The Pilgrims land in the New World earlier than they’d planned, pushing ashore at Plymouth Rock because they’re out of booze. “We could not now take much time for further search or consideration,” writes William Bradford, “our victuals being much spent, especially our beere.” As good a reason to start a country as any.
Boston’s first brewpub opens for business. The woods were scary, the winters harsh, the Puritan religion severe. But our forefathers had their priorities in order.
The Sons of Liberty band together at the Green Dragon Tavern. While not plotting the Boston Tea Party, they play table skittles ( Golden Tee not yet having been invented) and puff pipes (a smoking ban not yet having been imposed). The Green Dragon still exists, and the Sons’ tab is still outstanding.
Brewer Samuel Adams signs the Declaration of Independence, believing fervently as he does in “life, liberty, and the pursuit of happy hours.”
Boston is the epicenter of American brewing. At the turn of the century there are more than 30 breweries here — more per capita than in any other American city. We were thirsty.
Prohibition strikes. We tried to think of a joke for this one, but there’s nothing funny about it.

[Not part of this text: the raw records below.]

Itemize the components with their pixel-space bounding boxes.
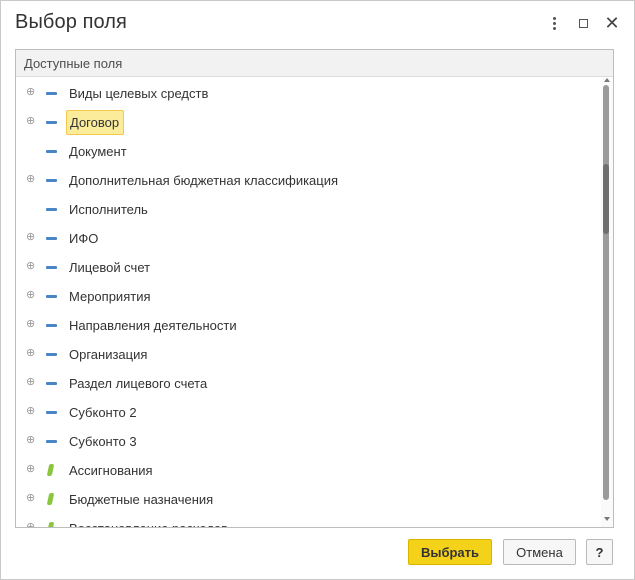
help-button[interactable]: ? <box>586 539 613 565</box>
field-dash-icon <box>46 92 57 95</box>
list-item[interactable]: Восстановление расходов <box>16 514 600 527</box>
field-dash-icon <box>46 208 57 211</box>
list-item-label: Субконто 2 <box>69 405 137 420</box>
expand-icon[interactable] <box>26 117 35 126</box>
list-item-label: Ассигнования <box>69 463 153 478</box>
field-dash-icon <box>46 353 57 356</box>
list-item[interactable]: Исполнитель <box>16 195 600 224</box>
field-dash-icon <box>46 411 57 414</box>
list-item[interactable]: Мероприятия <box>16 282 600 311</box>
scroll-down-arrow-icon[interactable] <box>604 517 610 521</box>
field-dash-icon <box>46 179 57 182</box>
list-item[interactable]: Договор <box>16 108 600 137</box>
maximize-icon <box>578 18 588 28</box>
list-item[interactable]: Бюджетные назначения <box>16 485 600 514</box>
maximize-button[interactable] <box>571 11 595 35</box>
field-dash-icon <box>46 121 57 124</box>
list-item[interactable]: Раздел лицевого счета <box>16 369 600 398</box>
field-dash-icon <box>46 324 57 327</box>
scrollbar-thumb[interactable] <box>603 164 609 234</box>
resource-green-icon <box>46 522 55 527</box>
cancel-button[interactable]: Отмена <box>503 539 576 565</box>
field-rows: Виды целевых средств Договор Документ Допол… <box>16 79 600 527</box>
expand-icon[interactable] <box>26 320 35 329</box>
list-item-label: Лицевой счет <box>69 260 151 275</box>
expand-icon[interactable] <box>26 494 35 503</box>
field-selection-dialog: Выбор поля ✕ Доступные поля Виды целевых… <box>0 0 635 580</box>
list-item[interactable]: Организация <box>16 340 600 369</box>
list-item-label: Организация <box>69 347 148 362</box>
field-dash-icon <box>46 440 57 443</box>
expand-icon[interactable] <box>26 175 35 184</box>
expand-icon[interactable] <box>26 349 35 358</box>
close-button[interactable]: ✕ <box>600 11 624 35</box>
field-dash-icon <box>46 382 57 385</box>
expand-icon[interactable] <box>26 523 35 527</box>
title-bar: Выбор поля ✕ <box>1 1 634 47</box>
list-item[interactable]: Виды целевых средств <box>16 79 600 108</box>
list-item-label: Направления деятельности <box>69 318 237 333</box>
list-item-label: Исполнитель <box>69 202 148 217</box>
resource-green-icon <box>46 493 55 505</box>
expand-icon[interactable] <box>26 465 35 474</box>
field-dash-icon <box>46 295 57 298</box>
list-item[interactable]: Субконто 2 <box>16 398 600 427</box>
expand-icon[interactable] <box>26 378 35 387</box>
list-item[interactable]: Лицевой счет <box>16 253 600 282</box>
list-item-label: Раздел лицевого счета <box>69 376 208 391</box>
expand-icon[interactable] <box>26 407 35 416</box>
list-item-label: Виды целевых средств <box>69 86 209 101</box>
dialog-title: Выбор поля <box>15 11 127 33</box>
list-item-label: Документ <box>69 144 127 159</box>
field-dash-icon <box>46 150 57 153</box>
list-item-label: Договор <box>66 110 125 135</box>
list-item-label: Субконто 3 <box>69 434 137 449</box>
expand-icon[interactable] <box>26 436 35 445</box>
field-dash-icon <box>46 237 57 240</box>
list-item[interactable]: Ассигнования <box>16 456 600 485</box>
expand-icon[interactable] <box>26 291 35 300</box>
resource-green-icon <box>46 464 55 476</box>
expand-icon[interactable] <box>26 233 35 242</box>
available-fields-list[interactable]: Доступные поля Виды целевых средств Догов… <box>15 49 614 528</box>
list-item[interactable]: Направления деятельности <box>16 311 600 340</box>
vertical-scrollbar[interactable] <box>601 78 613 527</box>
scroll-up-arrow-icon[interactable] <box>604 78 610 82</box>
list-item[interactable]: ИФО <box>16 224 600 253</box>
list-item[interactable]: Субконто 3 <box>16 427 600 456</box>
list-item-label: Бюджетные назначения <box>69 492 214 507</box>
field-dash-icon <box>46 266 57 269</box>
list-item-label: Мероприятия <box>69 289 151 304</box>
expand-icon[interactable] <box>26 262 35 271</box>
list-item[interactable]: Дополнительная бюджетная классификация <box>16 166 600 195</box>
more-options-button[interactable] <box>542 11 566 35</box>
expand-icon[interactable] <box>26 88 35 97</box>
select-button[interactable]: Выбрать <box>408 539 492 565</box>
list-item-label: ИФО <box>69 231 99 246</box>
list-item-label: Дополнительная бюджетная классификация <box>69 173 339 188</box>
list-item[interactable]: Документ <box>16 137 600 166</box>
more-vertical-icon <box>552 16 556 30</box>
column-header: Доступные поля <box>16 50 613 77</box>
scrollbar-track[interactable] <box>603 85 609 500</box>
close-icon: ✕ <box>604 13 620 33</box>
list-item-label: Восстановление расходов <box>69 521 228 527</box>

Joseph Kennedy’s bootlegging and rum-running helps fund a political dynasty. His son Ted (who, ironically, would have been his best customer) is born in 1932 — just in time for repeal the following year.
The golden age of fraternity. At BU and BC, Harvard and MIT, the Kingsmen blare from hi-fi stereos, togas are worn and torn off, and alcohol is guzzled by the gallonful. Then the hippies come along with their “grass” and “LSD” and ruin the party.
Jim Koch founds Boston Beer Company and helps kick-start a new craft-brew revolution. His philosophy is simple: beer should taste good. What a concept! Three years later, Harpoon keeps the ball rolling, and Boston Beer Works, Cambridge Brewing Company, Buzzard’s Bay, and Mercury Brewing spearhead a new golden age in Massachusetts beer.
After being nicked at a New Year’s Eve party for intoxication and held for nine hours by the Waltham police until he sobered up, 25-year-old Eric Laverrier sues the Commonwealth of Massachusetts, asserting that the Constitution allows him to drink to excess on private property. When the Beastie Boys wrote “Fight for Your Right to Party,” they probably didn’t mean it quite this literally.